For five straight seasons, the Panthers have finished in the top six of the team standings at the Class 5A state meet. It's a mark the team has taken pride in achieving and aims for again this year. Everyone has stayed together and enjoyed the success over the years with each other.
"We have a family approach," Boulder's Max Kreidl said. "We're always together every race hyping each other up and never putting ourselves down because of one bad swim."
Life has been good for Boulder at the state meet. But one goal felt just as big, if not bigger, for the team last year: defeating rival Fairview in their dual meet 174-121 for the first time.
"We always talk to our teammates that are a little bit older that never did it," Boulder's Grant Freeman said. "Beating them was definitely a big motivational boost for us."
The Panthers have been moving in the right direction over the years and now have a win over their rivals that will fuel them for the 2019 season. The extra fuel will be needed for a team that is smaller in size and will rely on versatility to match their recent string of success this spring.
"We obviously lost a lot of strong seniors, but everyone is improving a lot," Kreidl said. "We feel we can put up a good showing this year."
Instead of boasting nearly 30 or more swimmers like previous years, Boulder comes in with less than 20 on its roster. Kreidl and Freeman are two of seven swimmers that return from competing at the state swim meet last May. With a good portion of the roster being juniors or seniors, experience will be an advantage they do have with the smaller team.
The team has been working on key fundamentals and technique in the pool during the preseason to get off to a good start this year. In addition to their early development, the team is looking for which swimmers can step up and take on a bigger scoring role this year, according to Kreidl.

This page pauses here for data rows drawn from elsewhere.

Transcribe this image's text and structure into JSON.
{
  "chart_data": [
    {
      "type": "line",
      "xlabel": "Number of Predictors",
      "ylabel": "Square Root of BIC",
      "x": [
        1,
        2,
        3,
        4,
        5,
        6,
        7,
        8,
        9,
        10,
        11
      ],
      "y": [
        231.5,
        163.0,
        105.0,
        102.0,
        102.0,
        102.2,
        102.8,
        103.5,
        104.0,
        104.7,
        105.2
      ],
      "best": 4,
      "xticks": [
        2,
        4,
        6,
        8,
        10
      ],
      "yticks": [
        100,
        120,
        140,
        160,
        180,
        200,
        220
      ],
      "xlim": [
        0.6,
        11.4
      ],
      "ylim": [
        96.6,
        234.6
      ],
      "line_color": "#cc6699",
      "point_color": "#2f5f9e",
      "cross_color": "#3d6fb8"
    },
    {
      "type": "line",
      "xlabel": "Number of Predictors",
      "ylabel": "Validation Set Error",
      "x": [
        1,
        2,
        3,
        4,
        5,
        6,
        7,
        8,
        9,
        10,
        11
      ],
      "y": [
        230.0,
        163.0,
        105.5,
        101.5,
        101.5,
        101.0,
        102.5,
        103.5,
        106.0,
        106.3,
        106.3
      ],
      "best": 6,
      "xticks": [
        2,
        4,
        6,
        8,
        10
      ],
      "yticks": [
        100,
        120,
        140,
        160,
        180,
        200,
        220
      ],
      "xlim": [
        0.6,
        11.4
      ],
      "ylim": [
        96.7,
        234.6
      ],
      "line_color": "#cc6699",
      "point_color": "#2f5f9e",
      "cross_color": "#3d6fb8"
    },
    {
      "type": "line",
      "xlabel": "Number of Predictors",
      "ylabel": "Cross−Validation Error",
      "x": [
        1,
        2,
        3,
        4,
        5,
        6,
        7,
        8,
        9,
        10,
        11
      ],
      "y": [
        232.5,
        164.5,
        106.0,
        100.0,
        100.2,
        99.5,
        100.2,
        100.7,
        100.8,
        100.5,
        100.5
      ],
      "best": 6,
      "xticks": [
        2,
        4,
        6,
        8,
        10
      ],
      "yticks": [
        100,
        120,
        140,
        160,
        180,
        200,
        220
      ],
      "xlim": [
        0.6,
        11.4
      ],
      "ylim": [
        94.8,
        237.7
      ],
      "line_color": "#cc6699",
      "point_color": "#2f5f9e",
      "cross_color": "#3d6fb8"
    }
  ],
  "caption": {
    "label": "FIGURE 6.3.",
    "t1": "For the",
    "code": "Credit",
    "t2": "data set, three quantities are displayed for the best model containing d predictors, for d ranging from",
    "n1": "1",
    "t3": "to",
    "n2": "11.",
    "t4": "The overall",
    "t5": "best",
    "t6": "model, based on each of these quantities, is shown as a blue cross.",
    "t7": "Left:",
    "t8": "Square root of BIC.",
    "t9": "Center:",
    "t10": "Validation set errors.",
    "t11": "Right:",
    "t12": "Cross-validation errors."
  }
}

"We just need to look for new people to step up in those roles," Kreidl said. "We'll be smaller, but that just means we'll be more tight-knit with this group."
Another way that Boulder hopes to overcome a smaller roster is to excel with their relays. The teams that will swim together have been getting extra work in during the preseason and remain focused on putting up fast results.

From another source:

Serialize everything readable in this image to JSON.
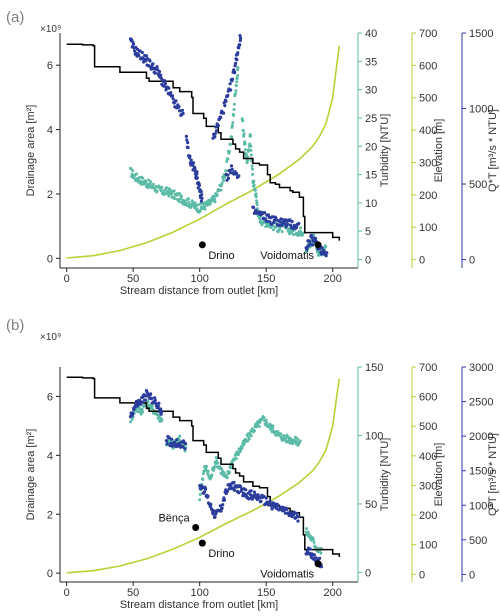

"We work on swimming together well," Freeman said. "A lot of success at state comes from the relays. If we can swim well in our relays together, that will help the season get off to a good start."
Dual meets with local schools Monarch and Legacy will set the tone for Boulder on whether they can sustain their recent success with this smaller team. Momentum early could go a long way towards an important final month of the season, a month that starts with a highly-anticipated dual against Fairview on April 16.
"We obviously want to beat Fairview again," Freeman said.
A win over Fairview could be the jolt needed for Boulder in the final stretch to see another strong run at the state meet in Thornton.
"We can aim for another top finish at state," Kreidl said. "The relays are going to be really important. If we can get one or two fast relays in, that will definitely help us as a team."